I noticed a couple of things almost immediately. The path I use for my repeats – a straight strip of tarmac around 80 meters long – isn’t flat, it’s a slight incline in the direction I was running it. I’d never noticed that before. I also noticed I don’t have a stride run setting for my legs, they only go straight to full flat-out sprint mode. I’m not sure I was noticing the right things.

I started out with a five minute walk/jog followed by a light run for about 15 minutes. Through the trees, across the park and along the river. Without worrying too much about pace, form, cadence, I could spend time observing the nature, soaking in the greenery and the creatures within (mainly birds and squirrels, but a few geese and swans along the river). 

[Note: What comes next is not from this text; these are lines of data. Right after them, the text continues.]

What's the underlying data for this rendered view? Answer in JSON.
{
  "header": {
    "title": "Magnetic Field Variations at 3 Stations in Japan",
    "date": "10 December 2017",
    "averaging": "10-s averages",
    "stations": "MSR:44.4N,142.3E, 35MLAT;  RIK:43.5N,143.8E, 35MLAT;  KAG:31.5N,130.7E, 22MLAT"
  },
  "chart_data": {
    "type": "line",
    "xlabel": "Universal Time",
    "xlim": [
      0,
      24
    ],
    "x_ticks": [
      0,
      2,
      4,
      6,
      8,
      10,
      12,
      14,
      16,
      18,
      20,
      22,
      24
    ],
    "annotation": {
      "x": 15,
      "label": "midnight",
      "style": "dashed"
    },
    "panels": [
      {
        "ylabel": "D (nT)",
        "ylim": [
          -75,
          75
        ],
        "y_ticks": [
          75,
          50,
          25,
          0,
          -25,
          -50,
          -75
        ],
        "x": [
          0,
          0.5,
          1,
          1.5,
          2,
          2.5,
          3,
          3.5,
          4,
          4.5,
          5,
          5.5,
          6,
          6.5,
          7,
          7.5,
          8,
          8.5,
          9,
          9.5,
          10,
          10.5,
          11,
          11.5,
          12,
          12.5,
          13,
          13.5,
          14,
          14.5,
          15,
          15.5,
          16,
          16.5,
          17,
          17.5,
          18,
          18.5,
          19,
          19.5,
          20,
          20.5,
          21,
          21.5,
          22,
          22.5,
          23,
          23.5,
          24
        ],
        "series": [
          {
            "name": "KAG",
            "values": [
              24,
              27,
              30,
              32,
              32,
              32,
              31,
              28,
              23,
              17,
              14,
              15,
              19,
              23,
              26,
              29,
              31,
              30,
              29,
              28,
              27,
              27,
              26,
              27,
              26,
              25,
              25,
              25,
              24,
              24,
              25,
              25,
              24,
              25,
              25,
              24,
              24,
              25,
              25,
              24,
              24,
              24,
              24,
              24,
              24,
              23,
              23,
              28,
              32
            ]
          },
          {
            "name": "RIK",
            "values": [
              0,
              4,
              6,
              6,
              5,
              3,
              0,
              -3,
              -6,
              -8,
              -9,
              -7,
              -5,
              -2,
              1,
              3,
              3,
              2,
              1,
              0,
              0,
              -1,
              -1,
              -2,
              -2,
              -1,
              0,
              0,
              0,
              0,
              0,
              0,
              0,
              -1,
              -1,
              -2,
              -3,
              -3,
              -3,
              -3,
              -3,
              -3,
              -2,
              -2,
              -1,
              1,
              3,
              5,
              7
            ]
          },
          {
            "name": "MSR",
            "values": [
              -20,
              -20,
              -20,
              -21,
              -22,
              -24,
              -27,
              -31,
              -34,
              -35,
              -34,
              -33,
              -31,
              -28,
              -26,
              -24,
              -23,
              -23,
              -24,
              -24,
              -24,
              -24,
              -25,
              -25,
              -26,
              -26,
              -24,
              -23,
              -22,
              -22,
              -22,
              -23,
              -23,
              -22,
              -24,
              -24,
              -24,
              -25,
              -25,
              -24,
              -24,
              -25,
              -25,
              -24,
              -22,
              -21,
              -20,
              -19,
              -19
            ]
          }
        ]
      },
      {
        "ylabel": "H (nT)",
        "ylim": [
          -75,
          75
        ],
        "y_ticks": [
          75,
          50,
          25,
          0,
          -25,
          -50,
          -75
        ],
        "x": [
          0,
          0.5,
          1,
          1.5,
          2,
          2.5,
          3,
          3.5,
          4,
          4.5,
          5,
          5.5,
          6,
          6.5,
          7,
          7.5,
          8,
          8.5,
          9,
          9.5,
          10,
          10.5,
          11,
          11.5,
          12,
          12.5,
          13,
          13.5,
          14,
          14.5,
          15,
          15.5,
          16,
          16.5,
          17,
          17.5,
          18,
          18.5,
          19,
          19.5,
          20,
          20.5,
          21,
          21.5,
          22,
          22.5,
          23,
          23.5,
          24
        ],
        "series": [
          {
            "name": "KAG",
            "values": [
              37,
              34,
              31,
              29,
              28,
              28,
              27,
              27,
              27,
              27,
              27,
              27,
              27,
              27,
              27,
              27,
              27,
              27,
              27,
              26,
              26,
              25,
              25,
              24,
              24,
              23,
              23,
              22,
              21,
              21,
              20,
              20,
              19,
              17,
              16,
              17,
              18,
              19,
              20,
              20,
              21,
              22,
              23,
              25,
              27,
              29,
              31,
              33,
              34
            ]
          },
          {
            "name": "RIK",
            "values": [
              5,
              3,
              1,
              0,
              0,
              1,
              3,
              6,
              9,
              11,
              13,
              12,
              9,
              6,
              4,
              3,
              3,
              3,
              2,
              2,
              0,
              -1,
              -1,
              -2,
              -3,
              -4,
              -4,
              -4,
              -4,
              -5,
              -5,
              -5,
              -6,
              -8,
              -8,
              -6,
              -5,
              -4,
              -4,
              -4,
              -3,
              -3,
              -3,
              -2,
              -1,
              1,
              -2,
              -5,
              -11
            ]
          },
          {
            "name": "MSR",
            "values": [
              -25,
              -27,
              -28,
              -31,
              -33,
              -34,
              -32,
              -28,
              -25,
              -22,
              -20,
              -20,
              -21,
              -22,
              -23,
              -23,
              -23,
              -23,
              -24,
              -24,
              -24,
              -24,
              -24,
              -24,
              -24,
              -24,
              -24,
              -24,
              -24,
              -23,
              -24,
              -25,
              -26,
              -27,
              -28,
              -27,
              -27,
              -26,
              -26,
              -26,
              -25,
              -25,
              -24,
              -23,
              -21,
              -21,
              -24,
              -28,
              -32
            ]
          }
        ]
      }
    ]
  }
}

On to the strides section of the run, I normally feel a little self conscious hurtling as fast as possible before turning round and wheezing slowly back to the starting point. This is an activity for the early hours, not the evening as it was then, prime time for dog walkers and pavement blockers. 

No bother though, there is adequate grassy spaces on both sides of my route so I weaved from path to grass and back again to the bemusement of all around. Noticing the beauty of the river flowing endlessly past and the contrast of this sweaty man, anything but beautiful, puffing alongside was all part of the outing.

I finished the run with a light jog back home, with the final couple of minutes as a walk, attempting more mindfulness as I listened and observed my body recover from the exercise. A few stretches and post-race nutrition and it was a successful run. So much so that my legs felt surprisingly fresh the next day after all my exertion – I barely even noticed them!